Their big mission was to develop the best serve in women’s tennis. “The trap that a lot of women fall into in pro tennis is to just get the ball in play, instead of making the serve a weapon,” he points out.

So the creative Macci devised a multifaceted approach that this enthusiastic prodigy thrived on. For both instruction and inspiration, they watched, on hundreds of occasions, videos of Martina Navratilova serving, “to try to imitate the fluidity and looseness of her service motion.”

To perfect the classic throwing motion indispensable for an explosive serve, Capriati threw a football to Macci for fifteen minutes nearly every day for two and a half years. She also imitated a hula dancer to get her hips and shoulders to roll in sync during the serve.
Since Capriati was quite stiff and mechanical at the outset, Macci stressed wrist-snap to achieve maximum racket-head speed for greater power. So, standing with her feet locked up inside ball hoppers three feet from the fence, she tried, sometimes as many as five hundred times a day, to whack the ball downward and bounce it over the fence.
Even the mino detail of catching the ball Macci threw to her before each serve became purposeful. Capriati gently caught it on her outstretched racket.

“I wanted her to develop soft hands so eventually she could handle the racket like a magician when she’s out of position, like a McEnroe,” he explains.

All the effort and dedication have already paid off. Capriati, now 5’6″ and a solid 125 pounds, has belted serves timed at ninety-seven miles per hour.
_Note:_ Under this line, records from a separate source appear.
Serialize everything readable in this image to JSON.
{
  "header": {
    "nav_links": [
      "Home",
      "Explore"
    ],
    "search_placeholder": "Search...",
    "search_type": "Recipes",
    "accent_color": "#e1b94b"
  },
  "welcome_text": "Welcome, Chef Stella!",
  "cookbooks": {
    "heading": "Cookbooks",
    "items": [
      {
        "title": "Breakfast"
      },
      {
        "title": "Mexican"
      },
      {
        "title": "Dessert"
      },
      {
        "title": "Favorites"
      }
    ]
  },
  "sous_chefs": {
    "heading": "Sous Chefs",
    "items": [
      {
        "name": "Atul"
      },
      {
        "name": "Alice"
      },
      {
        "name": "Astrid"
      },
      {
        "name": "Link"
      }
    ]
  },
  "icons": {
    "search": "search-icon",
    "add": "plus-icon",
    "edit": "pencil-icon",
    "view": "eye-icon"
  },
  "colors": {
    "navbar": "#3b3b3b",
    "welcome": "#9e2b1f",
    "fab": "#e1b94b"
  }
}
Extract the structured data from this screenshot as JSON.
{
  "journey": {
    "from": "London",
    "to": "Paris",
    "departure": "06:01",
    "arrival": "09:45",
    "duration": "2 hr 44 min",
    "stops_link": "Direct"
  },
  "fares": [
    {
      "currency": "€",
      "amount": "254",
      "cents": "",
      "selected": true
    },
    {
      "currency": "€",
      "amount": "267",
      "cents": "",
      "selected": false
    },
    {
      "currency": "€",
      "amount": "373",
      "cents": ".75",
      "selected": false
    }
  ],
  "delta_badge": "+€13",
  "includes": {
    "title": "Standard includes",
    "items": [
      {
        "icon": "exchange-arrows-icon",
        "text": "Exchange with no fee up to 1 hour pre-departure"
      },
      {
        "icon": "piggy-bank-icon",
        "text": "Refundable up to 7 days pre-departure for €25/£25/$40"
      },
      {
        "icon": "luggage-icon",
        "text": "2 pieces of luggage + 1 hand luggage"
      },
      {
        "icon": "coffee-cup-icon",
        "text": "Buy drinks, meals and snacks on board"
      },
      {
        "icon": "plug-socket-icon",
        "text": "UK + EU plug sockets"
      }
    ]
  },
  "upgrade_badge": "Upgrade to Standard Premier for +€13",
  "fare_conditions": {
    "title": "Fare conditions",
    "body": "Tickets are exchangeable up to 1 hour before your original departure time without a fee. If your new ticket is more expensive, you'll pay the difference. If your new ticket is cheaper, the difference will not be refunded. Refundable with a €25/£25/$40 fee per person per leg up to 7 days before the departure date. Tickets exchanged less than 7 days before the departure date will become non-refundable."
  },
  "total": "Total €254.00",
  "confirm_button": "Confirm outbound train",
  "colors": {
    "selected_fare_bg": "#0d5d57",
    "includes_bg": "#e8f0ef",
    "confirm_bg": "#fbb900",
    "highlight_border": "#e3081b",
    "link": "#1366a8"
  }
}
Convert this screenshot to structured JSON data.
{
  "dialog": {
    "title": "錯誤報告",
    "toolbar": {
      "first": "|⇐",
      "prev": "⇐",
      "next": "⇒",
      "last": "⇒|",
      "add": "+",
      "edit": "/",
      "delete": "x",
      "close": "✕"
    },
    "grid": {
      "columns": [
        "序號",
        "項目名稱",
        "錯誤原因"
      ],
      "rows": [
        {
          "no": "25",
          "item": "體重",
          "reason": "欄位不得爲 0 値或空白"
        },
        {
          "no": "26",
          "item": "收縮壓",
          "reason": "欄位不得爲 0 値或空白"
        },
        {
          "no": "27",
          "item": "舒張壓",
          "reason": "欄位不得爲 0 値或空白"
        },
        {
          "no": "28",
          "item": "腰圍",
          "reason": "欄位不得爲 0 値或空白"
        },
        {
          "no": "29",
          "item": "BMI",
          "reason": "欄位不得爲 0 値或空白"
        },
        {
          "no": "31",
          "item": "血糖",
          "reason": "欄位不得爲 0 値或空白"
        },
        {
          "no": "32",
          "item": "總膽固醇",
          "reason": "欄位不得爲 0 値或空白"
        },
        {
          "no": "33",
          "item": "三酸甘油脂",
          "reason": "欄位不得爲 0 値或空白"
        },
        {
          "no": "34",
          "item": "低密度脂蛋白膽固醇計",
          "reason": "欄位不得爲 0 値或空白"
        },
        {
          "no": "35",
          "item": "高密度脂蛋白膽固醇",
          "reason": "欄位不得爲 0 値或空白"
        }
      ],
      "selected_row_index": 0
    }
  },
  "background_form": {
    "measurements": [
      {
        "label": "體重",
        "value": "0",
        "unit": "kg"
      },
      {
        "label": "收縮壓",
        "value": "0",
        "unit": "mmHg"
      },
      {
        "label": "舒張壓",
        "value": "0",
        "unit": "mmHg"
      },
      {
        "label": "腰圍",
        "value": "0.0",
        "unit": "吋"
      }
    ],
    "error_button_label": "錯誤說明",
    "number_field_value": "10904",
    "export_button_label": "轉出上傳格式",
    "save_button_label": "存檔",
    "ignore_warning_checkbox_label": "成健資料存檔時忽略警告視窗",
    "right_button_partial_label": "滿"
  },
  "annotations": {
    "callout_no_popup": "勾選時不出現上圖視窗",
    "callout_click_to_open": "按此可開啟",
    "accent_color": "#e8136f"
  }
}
Braden praised her serving technique as the best he’d ever seen in a girl her age when she was twelve.
What’s more, Macci vastly improved her volley, gave her a topspin forehand, and positioned her more offensively nearer the baseline so her superb ground strokes could better attack the ball on the rise.
Macci’s devotion and affectionfor her shined as brightly as his expertise. Besides an estimated two thousand hours of on-court coaching, Macci, thirty-five, baby-sat for her and her younger brother and took them out for dinner and the movies. He also wrote her scores of motivational letters before the Capriatis moved to Grenelefe from Lauderhill, when her parents droved her two hundred miles each way every weekend for lessons. Capriati appreciated all of it. In a touching note now framed in Macci’s office, she wrote:

“Dou you know something, I really like my service, it’s really gotten better. I can’t wait to come here again. It’s so fun. You’re one cool dude, awesome and great. See ya soon! Love, Jen.”

The love affair was mutual – and her departure last July traumatic. Macci would confide that it left him feeling “like I know what it’s like to have a daughter who’s died.” Eight months later, the gratifying result of their fruitful relationship was her incredible professional debut at the $350,000 Virginia Slims of Florida. There, still only thirteen, she knocked off players world-ranked at numbers 110, 34, 19, 16 and 10 (Helena Sukova) and forced number 3 Gabriela Sabatini to play “my best tennis” before yielding only 6-4 7-5 in the final.

Capriati has even bigger fish to fry, though – namely, the current queen of tennis.

“Every time we played a match, the whole focus would be to prepare her to play Graf”, recalls Macci. “I always hit the inside-out forehand and the heavy slice backhand crosscourt. I had her competing with the best sixteen-and-eighteen-year-old boys in the world all the time. I have no doubt I did all the right things to prepare her.”

Macci is convinced that Capriati’s style will match up quite effectively against the West German superstar.

“Why? Because Jennifer’s best shot is her backhand down the line, and Jennifer can keep the exchanges even or stay in control – whereas when Graf plays other people, she definitely is controlling the show.”

Could amazing Jennifer beat Steffi this year?

“No doubt, in my mind. She has a very legitimate chance,” predicts Macci. “Once thing I’ve always liked about Jennifer is that she has respect for opponents, but she has no fear of anyone.”